There is a reason for this design goal. Contracts in C++ cannot be token-ignorable, because that would mean that the entities inside the contract predicate are sometimes parsed and odr-used, but sometimes not parsed and odr-used, and in C++ we have SFINAE so we can branch on whether an entity is odr-used. And an explicit goal of Contracts – the main purpose of which is to detect bugs – is that you should never be able to branch on whether a contract is checked or ignored, because then you could have a bug that cannot be detected by a Contract check – the bug is there when Contracts are off, but as soon as you switch them on to find the bug, your program takes a different branch where the bug is not present, and the bug disappears. We want to make this impossible by design.

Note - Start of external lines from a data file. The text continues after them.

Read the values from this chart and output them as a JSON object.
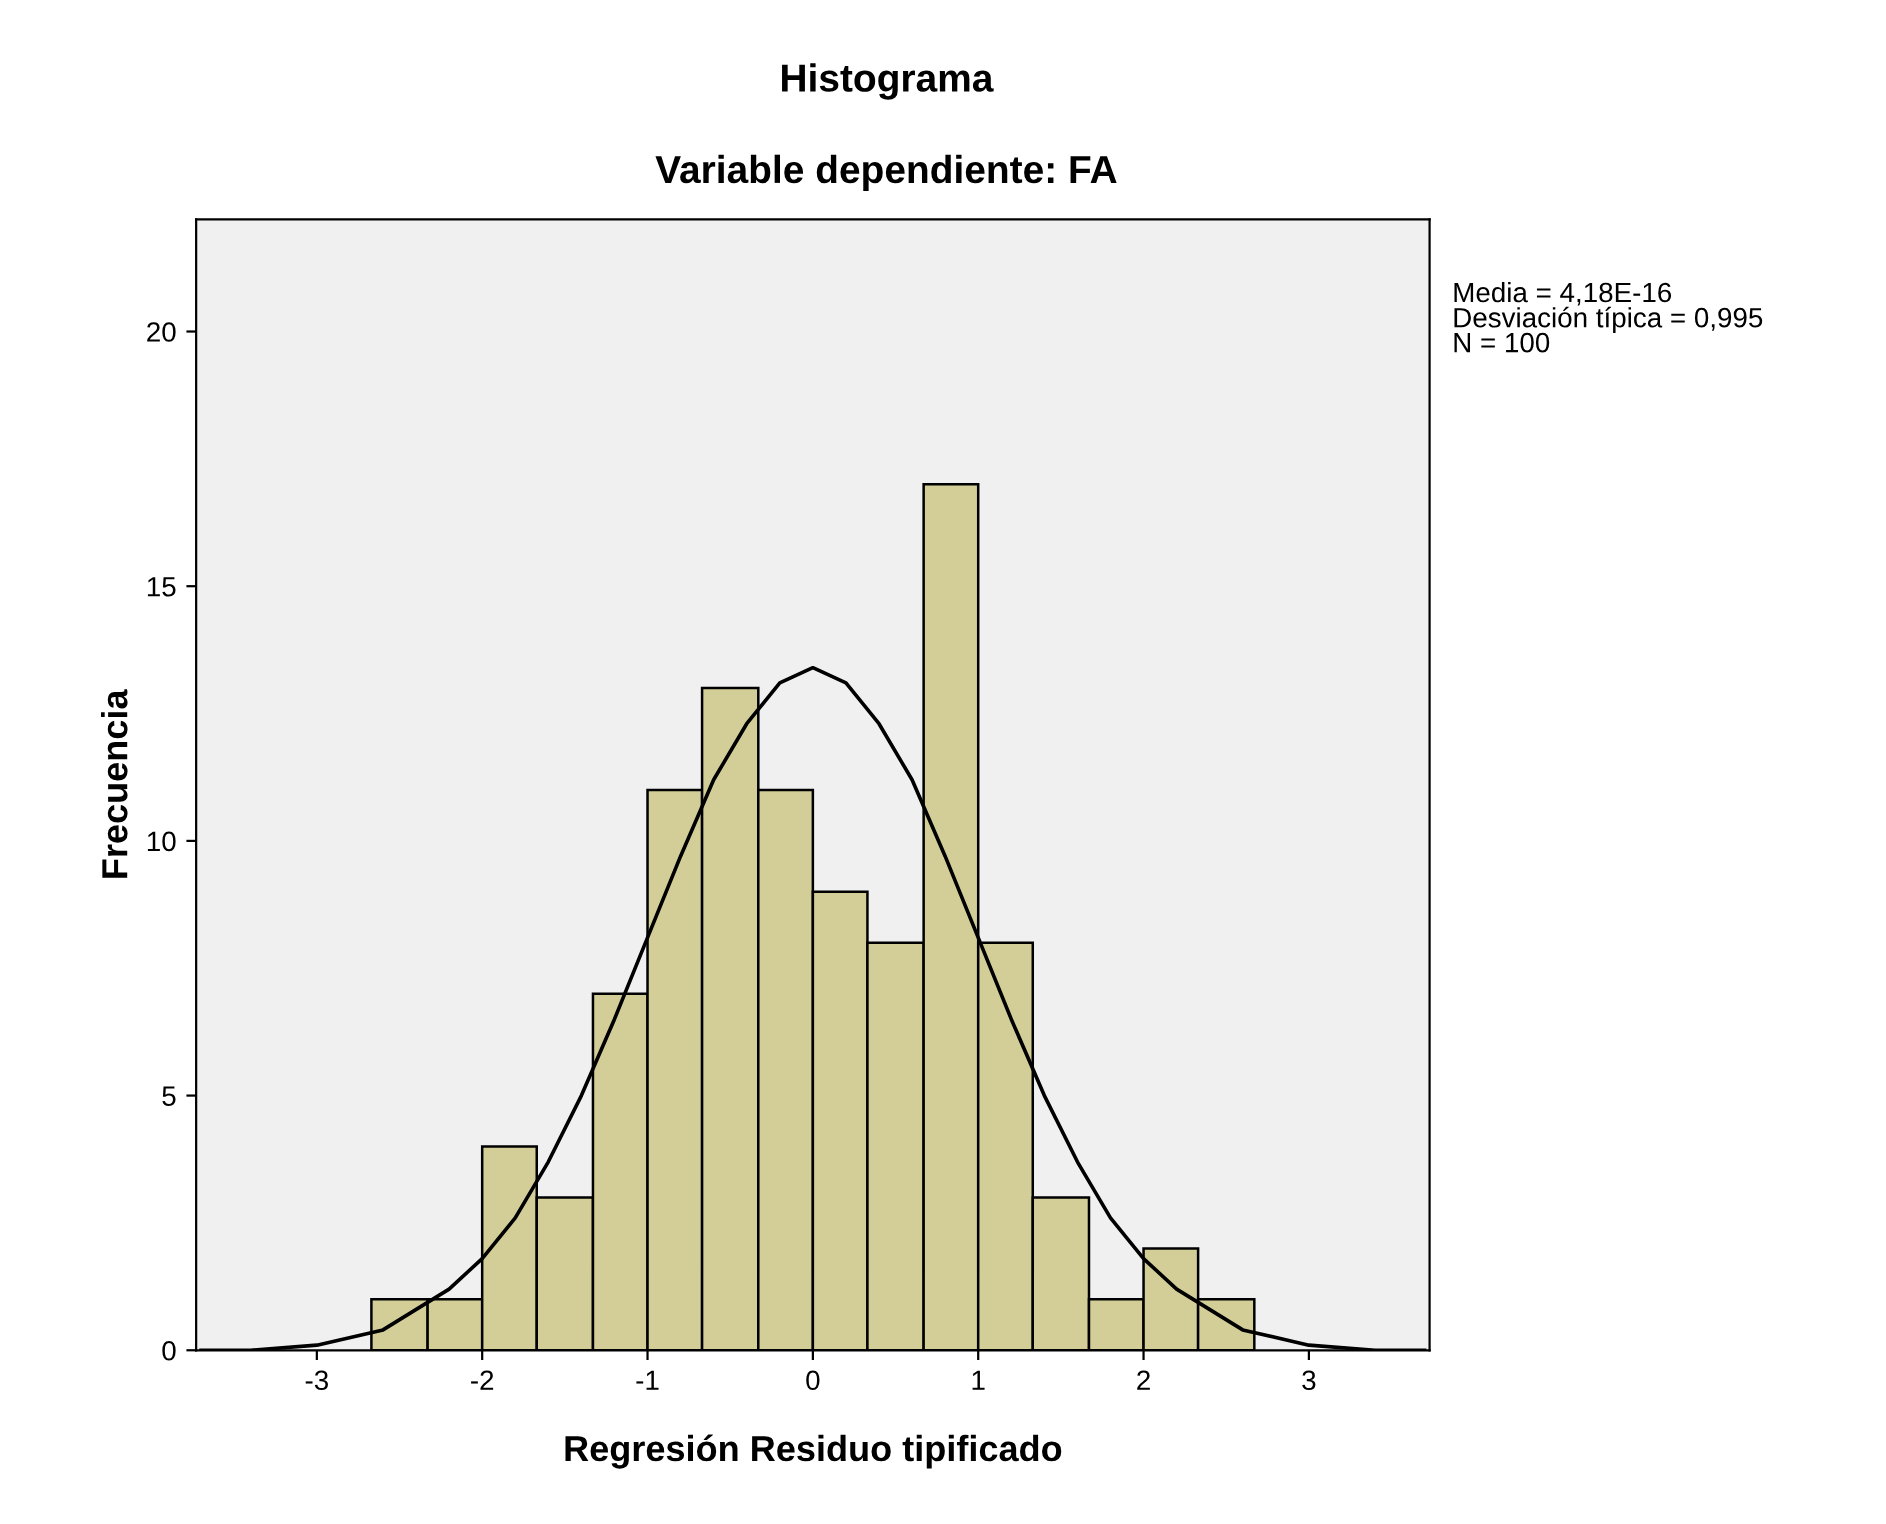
{
  "chart_data": {
    "type": "histogram",
    "title": "Histograma",
    "subtitle": "Variable dependiente: FA",
    "xlabel": "Regresión Residuo tipificado",
    "ylabel": "Frecuencia",
    "bins": [
      -2.67,
      -2.33,
      -2,
      -1.67,
      -1.33,
      -1,
      -0.67,
      -0.33,
      0,
      0.33,
      0.67,
      1,
      1.33,
      1.67,
      2,
      2.33,
      2.67
    ],
    "values": [
      1,
      1,
      4,
      3,
      7,
      11,
      13,
      11,
      9,
      8,
      17,
      8,
      3,
      1,
      2,
      1
    ],
    "color": "#d3ce98",
    "series": [
      {
        "type": "line",
        "color": "#000000",
        "x": [
          -3.7,
          -3.4,
          -3,
          -2.6,
          -2.2,
          -2,
          -1.8,
          -1.6,
          -1.4,
          -1.2,
          -1,
          -0.8,
          -0.6,
          -0.4,
          -0.2,
          0,
          0.2,
          0.4,
          0.6,
          0.8,
          1,
          1.2,
          1.4,
          1.6,
          1.8,
          2,
          2.2,
          2.6,
          3,
          3.4,
          3.7
        ],
        "values": [
          0,
          0,
          0.1,
          0.4,
          1.2,
          1.8,
          2.6,
          3.7,
          5,
          6.5,
          8.1,
          9.7,
          11.2,
          12.3,
          13.1,
          13.4,
          13.1,
          12.3,
          11.2,
          9.7,
          8.1,
          6.5,
          5,
          3.7,
          2.6,
          1.8,
          1.2,
          0.4,
          0.1,
          0,
          0
        ]
      }
    ],
    "xlim": [
      -3.73,
      3.73
    ],
    "ylim": [
      0,
      22.2
    ],
    "xticks": [
      {
        "value": -3,
        "label": "-3"
      },
      {
        "value": -2,
        "label": "-2"
      },
      {
        "value": -1,
        "label": "-1"
      },
      0,
      1,
      2,
      3
    ],
    "yticks": [
      0,
      5,
      10,
      15,
      20
    ],
    "grid": false,
    "legend": false,
    "annotations": [
      "Media = 4,18E-16\nDesviación típica = 0,995\nN = 100"
    ]
  }
}
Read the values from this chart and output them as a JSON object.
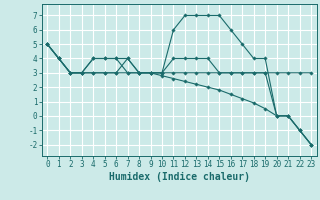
{
  "xlabel": "Humidex (Indice chaleur)",
  "bg_color": "#cceae8",
  "line_color": "#1a6b6b",
  "grid_color": "#ffffff",
  "xlim": [
    -0.5,
    23.5
  ],
  "ylim": [
    -2.8,
    7.8
  ],
  "yticks": [
    -2,
    -1,
    0,
    1,
    2,
    3,
    4,
    5,
    6,
    7
  ],
  "xticks": [
    0,
    1,
    2,
    3,
    4,
    5,
    6,
    7,
    8,
    9,
    10,
    11,
    12,
    13,
    14,
    15,
    16,
    17,
    18,
    19,
    20,
    21,
    22,
    23
  ],
  "lines": [
    {
      "x": [
        0,
        1,
        2,
        3,
        4,
        5,
        6,
        7,
        8,
        9,
        10,
        11,
        12,
        13,
        14,
        15,
        16,
        17,
        18,
        19,
        20,
        21,
        22,
        23
      ],
      "y": [
        5,
        4,
        3,
        3,
        4,
        4,
        4,
        4,
        3,
        3,
        3,
        6,
        7,
        7,
        7,
        7,
        6,
        5,
        4,
        4,
        0,
        0,
        -1,
        -2
      ]
    },
    {
      "x": [
        0,
        1,
        2,
        3,
        4,
        5,
        6,
        7,
        8,
        9,
        10,
        11,
        12,
        13,
        14,
        15,
        16,
        17,
        18,
        19,
        20,
        21,
        22,
        23
      ],
      "y": [
        5,
        4,
        3,
        3,
        4,
        4,
        4,
        3,
        3,
        3,
        3,
        4,
        4,
        4,
        4,
        3,
        3,
        3,
        3,
        3,
        3,
        3,
        3,
        3
      ]
    },
    {
      "x": [
        0,
        1,
        2,
        3,
        4,
        5,
        6,
        7,
        8,
        9,
        10,
        11,
        12,
        13,
        14,
        15,
        16,
        17,
        18,
        19,
        20,
        21,
        22,
        23
      ],
      "y": [
        5,
        4,
        3,
        3,
        3,
        3,
        3,
        4,
        3,
        3,
        3,
        3,
        3,
        3,
        3,
        3,
        3,
        3,
        3,
        3,
        0,
        0,
        -1,
        -2
      ]
    },
    {
      "x": [
        0,
        1,
        2,
        3,
        4,
        5,
        6,
        7,
        8,
        9,
        10,
        11,
        12,
        13,
        14,
        15,
        16,
        17,
        18,
        19,
        20,
        21,
        22,
        23
      ],
      "y": [
        5,
        4,
        3,
        3,
        3,
        3,
        3,
        3,
        3,
        3,
        2.8,
        2.6,
        2.4,
        2.2,
        2.0,
        1.8,
        1.5,
        1.2,
        0.9,
        0.5,
        0,
        0,
        -1,
        -2
      ]
    }
  ],
  "marker": "D",
  "markersize": 1.8,
  "linewidth": 0.8,
  "tick_fontsize": 5.5,
  "xlabel_fontsize": 7
}
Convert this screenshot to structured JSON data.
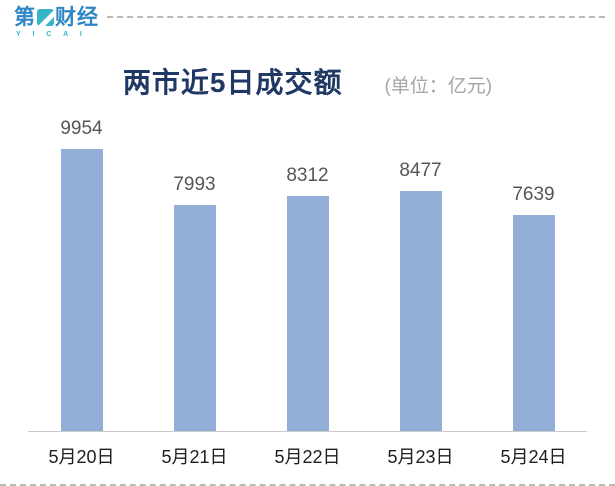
{
  "logo": {
    "brand_part1": "第",
    "brand_part2": "财经",
    "brand_sub": "Y I C A I",
    "brand_color": "#2f86c5",
    "accent_color": "#36b5c8"
  },
  "header": {
    "title": "两市近5日成交额",
    "unit": "(单位：亿元)",
    "title_color": "#1f3864",
    "unit_color": "#a6a6a6"
  },
  "chart_data": {
    "type": "bar",
    "title": "两市近5日成交额",
    "unit_label": "(单位：亿元)",
    "categories": [
      "5月20日",
      "5月21日",
      "5月22日",
      "5月23日",
      "5月24日"
    ],
    "values": [
      9954,
      7993,
      8312,
      8477,
      7639
    ],
    "xlabel": "",
    "ylabel": "亿元",
    "ylim": [
      0,
      10500
    ],
    "grid": false,
    "legend": "none",
    "bar_color": "#93afd7",
    "value_label_color": "#565656",
    "category_label_color": "#1e1e1e"
  }
}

Therefore you won't be able to do with C++ Contracts what you can do with macro assert in <cassert> today: define NDEBUG and have all the assert macros token-ignored. We want to explicitly ban that case. You will be able to turn the actual runtime check off, so if you have `pre(expr)`, then `expr` won't be evaluated (for example in Release mode), but you won't be able to turn off the fact that `expr` is still parsed and odr-used.

I'm not sure if the term "odr-use" makes any sense in C but I hope you still know what I mean. The gist is that Contracts in C++ are not, and never will be, token-ignorable.

So if you're telling me that in C, [[ ... ]] is token ignorable, then that means that we cannot use the [[ ... ]] syntax for Contracts, unless you're OK with Contracts behaving differently in C and C++ in the sense that they can be token-ignored in C but not in C++.

Please let me know if any of the above isn't clear, I would really like to make sure that we're on the same page here.